The Family has become the biggest drugs gang in the Republic in recent years. Using its hub in Spain, with its own members overseeing a mainly Spanish group, the gang vacuum-packed cocaine and herbal cannabis, which were then hidden in secret compartments in cars and trucks for smuggling to Ireland.
Using information obtained when the Ghost encrypted platform was infiltrated last year, Irish and European investigators, with the support of Europol, have now traced a series of drugs runs from Spain to Ireland that the Family gang was involved in. Each run involved drugs valued at millions of Euro, mostly cocaine.
Two such consignments of cocaine, with a combined value of almost €20 million, have been found in Ireland; one last September when the Australian-run host network was taken down and another more recently. Gardaí believe those drugs consignments, and others that went undetected, had originated from the Spanish distribution operation searched this week, resulting in the seizure of drugs valued at almost €30 million.

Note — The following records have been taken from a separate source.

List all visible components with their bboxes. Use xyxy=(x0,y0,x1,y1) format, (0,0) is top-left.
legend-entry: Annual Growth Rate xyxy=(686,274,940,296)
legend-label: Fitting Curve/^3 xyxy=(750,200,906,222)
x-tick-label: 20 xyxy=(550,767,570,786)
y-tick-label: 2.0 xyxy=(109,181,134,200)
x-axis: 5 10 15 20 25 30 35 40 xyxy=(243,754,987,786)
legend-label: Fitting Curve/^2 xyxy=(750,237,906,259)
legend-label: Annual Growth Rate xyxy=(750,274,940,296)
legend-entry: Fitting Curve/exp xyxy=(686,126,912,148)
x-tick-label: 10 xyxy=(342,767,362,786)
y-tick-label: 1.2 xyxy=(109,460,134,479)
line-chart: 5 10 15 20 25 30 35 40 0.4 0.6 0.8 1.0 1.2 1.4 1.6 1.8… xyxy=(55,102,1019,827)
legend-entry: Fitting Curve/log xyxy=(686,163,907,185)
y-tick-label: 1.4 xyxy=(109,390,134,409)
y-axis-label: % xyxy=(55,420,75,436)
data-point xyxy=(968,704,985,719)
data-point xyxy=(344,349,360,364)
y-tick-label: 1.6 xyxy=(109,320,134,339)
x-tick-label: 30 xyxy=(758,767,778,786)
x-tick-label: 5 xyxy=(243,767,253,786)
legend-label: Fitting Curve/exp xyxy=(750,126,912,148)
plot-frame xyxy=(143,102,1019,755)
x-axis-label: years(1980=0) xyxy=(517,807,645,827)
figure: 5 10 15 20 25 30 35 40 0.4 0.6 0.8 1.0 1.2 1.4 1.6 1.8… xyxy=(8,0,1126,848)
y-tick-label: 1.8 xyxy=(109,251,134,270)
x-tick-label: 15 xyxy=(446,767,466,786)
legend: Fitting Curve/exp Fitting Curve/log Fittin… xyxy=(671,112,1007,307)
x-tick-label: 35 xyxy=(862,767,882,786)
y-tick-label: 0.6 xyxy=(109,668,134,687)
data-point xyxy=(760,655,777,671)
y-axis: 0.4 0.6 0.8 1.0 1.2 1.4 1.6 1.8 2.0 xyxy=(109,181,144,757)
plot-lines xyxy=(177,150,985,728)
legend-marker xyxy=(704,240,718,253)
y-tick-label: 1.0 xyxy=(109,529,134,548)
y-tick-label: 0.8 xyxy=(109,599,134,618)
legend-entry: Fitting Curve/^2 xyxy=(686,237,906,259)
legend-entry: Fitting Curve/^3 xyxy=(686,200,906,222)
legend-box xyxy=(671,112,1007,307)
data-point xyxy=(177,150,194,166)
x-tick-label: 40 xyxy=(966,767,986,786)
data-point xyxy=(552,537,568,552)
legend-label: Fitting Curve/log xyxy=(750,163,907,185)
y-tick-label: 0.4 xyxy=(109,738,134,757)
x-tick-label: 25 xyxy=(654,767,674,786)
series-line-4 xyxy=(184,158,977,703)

Monday’s Garda operation in Ireland, based mainly in west Dublin, targeted leadership figures in the organisation. The men arrested were still being questioned by detectives on Wednesday night.
In an update on Wednesday, Europol described the Dublin-headquartered Family gang as “an Irish high-risk criminal network”. The European agency also confirmed the operations in Ireland and Spain this week resulted directly from the infiltration of the Ghost network, a supposedly secure messaging service run from Sydney for organised crime gangs.
“The criminals are suspected of involvement in large-scale drug trafficking, mainly by transporting drugs hidden in vehicles from Spain to Ireland,” Europol said of the Family. The criminals involved are now being “haunted by their chats” on Ghost, which they used to co-ordinate their involvement in the drugs trade, “relying on both encryption and multi-platform distribution”.
“The sophistication of their communications was in stark contrast to the simplicity of their modus operandi. It consisted of smuggling cocaine and marijuana across the Continent in vehicles equipped with custom-made secret compartments and cloned number plates,” Europol said.